Boy, was I wrong! I should never have been talking about something of which I knew nothing. Sure, that kind of thing is easy to say when you don't have children. But the minute I had Luke, everything changed. Definitely for the better, but definitely different. The amount of love you have for that baby is so overwhelming, unconditional and different than anything you've ever felt before.  I'm not saying that I love Luke more than Jared, but they are two absolutely different kinds of love that can't really be compared. 
From the day Luke was born, and still now, I don't ever want to leave his side.
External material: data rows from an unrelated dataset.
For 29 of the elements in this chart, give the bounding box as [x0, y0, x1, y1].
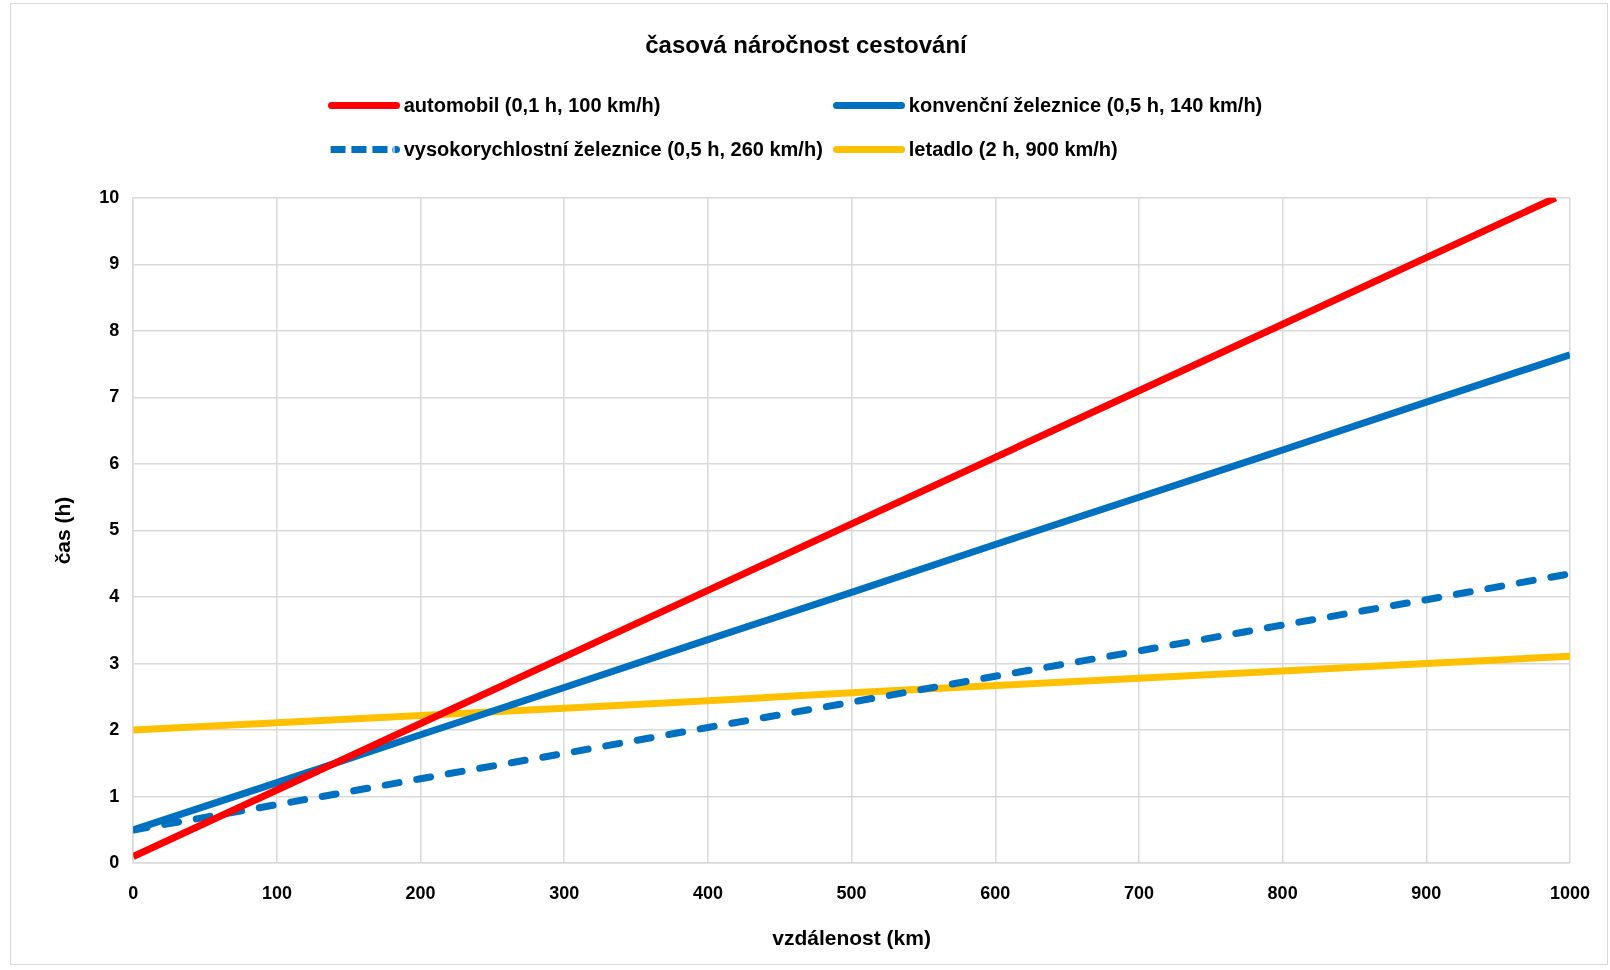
x-tick-label: 600 [980, 882, 1011, 903]
y-tick-label: 4 [109, 586, 120, 607]
legend-label: automobil (0,1 h, 100 km/h) [403, 93, 661, 117]
x-tick-label: 200 [405, 882, 436, 903]
x-tick-label: 0 [128, 882, 139, 903]
x-tick-label: 900 [1411, 882, 1442, 903]
x-axis-title: vzdálenost (km) [772, 926, 931, 950]
chart-title: časová náročnost cestování [645, 31, 969, 59]
x-tick-label: 400 [692, 882, 723, 903]
y-tick-label: 2 [109, 719, 120, 740]
x-tick-label: 800 [1267, 882, 1298, 903]
y-tick-label: 7 [109, 386, 120, 407]
y-tick-label: 9 [109, 253, 120, 274]
y-tick-label: 1 [109, 785, 120, 806]
legend-label: vysokorychlostní železnice (0,5 h, 260 km/h) [403, 137, 823, 161]
y-tick-label: 3 [109, 652, 120, 673]
y-tick-label: 5 [109, 519, 120, 540]
x-tick-label: 100 [261, 882, 292, 903]
x-tick-label: 500 [836, 882, 867, 903]
y-axis-title: čas (h) [51, 496, 75, 565]
legend-label: letadlo (2 h, 900 km/h) [908, 137, 1118, 161]
y-tick-label: 0 [109, 852, 120, 873]
y-tick-label: 10 [99, 186, 120, 207]
x-tick-label: 1000 [1549, 882, 1590, 903]
x-tick-label: 300 [549, 882, 580, 903]
y-tick-label: 6 [109, 452, 120, 473]
x-tick-label: 700 [1123, 882, 1154, 903]
y-tick-label: 8 [109, 319, 120, 340]
legend-label: konvenční železnice (0,5 h, 140 km/h) [908, 93, 1263, 117]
I feel like a crazy, obsessed stalker sometimes, but I hate being away from him for even an hour, let alone a 12 hour shift at work. It is awful, and I'm still not used to it or okay with it. There are nights where Jared and I have the opportunity to go out alone and leave Luke with someone, but then I realize that I'm going to be away from him the next few days while I'm working, that the thought of voluntarily leaving him when I don't have to sounds like the worst kind of torture I could possible endure. I know...so dramatic right? I just never imagined how hard it would be to leave my baby. I asked my mom once, "When am I going to get over this, where I want to be around him all day, everyday?" And just as my mom would, she said, "When he's a teenager and starts talking back to you, then you'll want a break." 
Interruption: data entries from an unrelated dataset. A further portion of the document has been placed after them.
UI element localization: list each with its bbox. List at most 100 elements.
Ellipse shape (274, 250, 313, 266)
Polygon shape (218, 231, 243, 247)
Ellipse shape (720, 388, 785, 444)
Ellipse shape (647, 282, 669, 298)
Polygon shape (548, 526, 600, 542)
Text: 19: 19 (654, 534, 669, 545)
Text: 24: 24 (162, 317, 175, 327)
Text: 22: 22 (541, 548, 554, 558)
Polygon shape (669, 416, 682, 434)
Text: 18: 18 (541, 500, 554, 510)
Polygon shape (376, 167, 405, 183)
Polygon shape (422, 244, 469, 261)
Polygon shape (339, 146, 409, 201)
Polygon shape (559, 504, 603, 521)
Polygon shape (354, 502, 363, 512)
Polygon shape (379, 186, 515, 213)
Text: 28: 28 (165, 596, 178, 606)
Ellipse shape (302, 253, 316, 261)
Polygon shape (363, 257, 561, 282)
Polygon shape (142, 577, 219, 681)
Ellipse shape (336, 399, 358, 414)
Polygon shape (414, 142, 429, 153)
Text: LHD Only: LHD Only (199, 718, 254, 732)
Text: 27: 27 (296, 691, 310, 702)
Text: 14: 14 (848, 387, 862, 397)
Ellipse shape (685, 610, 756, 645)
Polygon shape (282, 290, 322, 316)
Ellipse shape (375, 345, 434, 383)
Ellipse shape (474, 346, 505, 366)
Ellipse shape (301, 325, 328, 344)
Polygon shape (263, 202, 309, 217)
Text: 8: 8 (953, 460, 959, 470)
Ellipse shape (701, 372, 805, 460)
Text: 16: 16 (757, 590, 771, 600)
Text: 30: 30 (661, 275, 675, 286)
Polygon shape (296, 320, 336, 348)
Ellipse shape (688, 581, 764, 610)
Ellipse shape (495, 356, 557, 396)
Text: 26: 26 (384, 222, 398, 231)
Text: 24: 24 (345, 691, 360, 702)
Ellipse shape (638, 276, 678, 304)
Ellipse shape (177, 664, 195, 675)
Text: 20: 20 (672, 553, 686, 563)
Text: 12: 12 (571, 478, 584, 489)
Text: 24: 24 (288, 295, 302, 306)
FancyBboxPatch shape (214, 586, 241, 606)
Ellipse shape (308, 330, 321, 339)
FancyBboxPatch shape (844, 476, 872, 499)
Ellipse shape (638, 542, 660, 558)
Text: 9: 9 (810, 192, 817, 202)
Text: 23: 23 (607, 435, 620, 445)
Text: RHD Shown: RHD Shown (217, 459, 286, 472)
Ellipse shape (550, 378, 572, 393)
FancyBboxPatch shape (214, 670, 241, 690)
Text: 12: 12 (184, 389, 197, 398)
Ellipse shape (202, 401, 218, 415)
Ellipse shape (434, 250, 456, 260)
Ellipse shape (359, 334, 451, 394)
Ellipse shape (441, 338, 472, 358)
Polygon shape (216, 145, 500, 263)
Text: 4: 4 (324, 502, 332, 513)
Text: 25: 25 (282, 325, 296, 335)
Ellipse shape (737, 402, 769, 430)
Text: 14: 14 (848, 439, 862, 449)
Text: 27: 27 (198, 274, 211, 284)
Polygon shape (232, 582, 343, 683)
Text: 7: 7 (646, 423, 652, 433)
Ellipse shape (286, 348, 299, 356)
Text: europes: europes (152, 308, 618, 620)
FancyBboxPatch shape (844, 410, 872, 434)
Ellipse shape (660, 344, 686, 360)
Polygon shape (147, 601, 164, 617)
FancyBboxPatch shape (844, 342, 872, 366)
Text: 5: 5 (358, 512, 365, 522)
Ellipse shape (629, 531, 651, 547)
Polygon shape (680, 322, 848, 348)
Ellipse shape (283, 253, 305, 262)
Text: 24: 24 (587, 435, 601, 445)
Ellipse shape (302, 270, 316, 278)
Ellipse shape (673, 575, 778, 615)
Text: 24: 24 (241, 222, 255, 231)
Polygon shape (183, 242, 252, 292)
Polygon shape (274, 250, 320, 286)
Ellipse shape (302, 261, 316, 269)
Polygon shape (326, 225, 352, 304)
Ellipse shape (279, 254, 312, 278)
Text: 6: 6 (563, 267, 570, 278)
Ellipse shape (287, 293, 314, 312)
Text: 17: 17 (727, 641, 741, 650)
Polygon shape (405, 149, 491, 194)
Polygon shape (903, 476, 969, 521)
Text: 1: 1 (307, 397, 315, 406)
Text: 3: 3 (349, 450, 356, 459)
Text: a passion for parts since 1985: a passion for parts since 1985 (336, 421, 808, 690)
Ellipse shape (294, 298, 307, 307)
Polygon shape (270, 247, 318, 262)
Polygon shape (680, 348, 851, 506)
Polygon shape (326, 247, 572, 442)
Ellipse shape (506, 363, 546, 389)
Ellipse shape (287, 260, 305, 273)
So I finally asked Jared, about a month ago, if he felt that I'm not prioritizing him and our marriage. Lucky for me, I have a super understanding and laid-back husband, who said "No, I understand that things have changed, your priorities are a little different and Luke takes up a lot of your time, understandably so." Lucky for me, he's a pretty independent guy and doesn't take it personally, he knows I'm still just as in love with him as I was when we were 12, 17, 23 and 28 years old.
This is the best we could do for a family picture, oh well...real life right? And Happy 87th Birthday to my dear Grandpa!
P.S. Luke had on a cute little Valentines outfit until he dumped the dog's water bowl all over himself ;)

Fast forward to Friday evening (Feb 13). We don't always exchange gifts on every holiday, we talk about it before each holiday, feel each other out and decide if the upcoming holiday is going to be a gift giving one. This year, we did exchange gifts, but I realized a few hours before our date that I never got him a card. One of the things I love about us, is that all I had to do, was say "Hey babe, did you get me a Valentine's card yet?" He said "No, not yet", and I said "Oh great, let's not do cards this year", and I'm pretty sure he was relieved too. Like I wanna leave the house just to get a card? Come on.

So we had our Valentine's celebration alone Friday night, and then on the actual holiday, we had a cute little breakfast, I worked on school work while they both napped, and I made dinner. Luke sure did love his first chocolate chip pancake! And just as it should, the night ended with some chocolate covered strawberries :). P.S. I hate when people hate on Valentine's Day. It doesn't have to be about romantic love, it's a celebration of all love. And why would you complain about a holiday that gives you an excuse to eat chocolate, drink wine and love up on your husband and baby (or whoever) even more? Not that I needed an excuse to do those things ;).  So this Valentine's Day was reflective for me, especially since Luke is only a few weeks from turning ONE! Don't get me started on that (still can't believe I have an almost one year old). We ate at the same restaurant this weekend that we did last year on Valentine's Day, when I was 35 weeks pregnant, which was fun. It's just so crazy how fast time flies. I'm not sure who said it, but I recently read somewhere that "The days are long but the years are short", and I could not better describe the last year. Not that the long days were bad, they were amazing actually, but still seemed long. Though never long enough to get everything done. Funny how that works, especially with a baby.

I hope your Valentine's weekend was lovely, and you take a little time away from the precious babes to get the alone time you might not realize you need!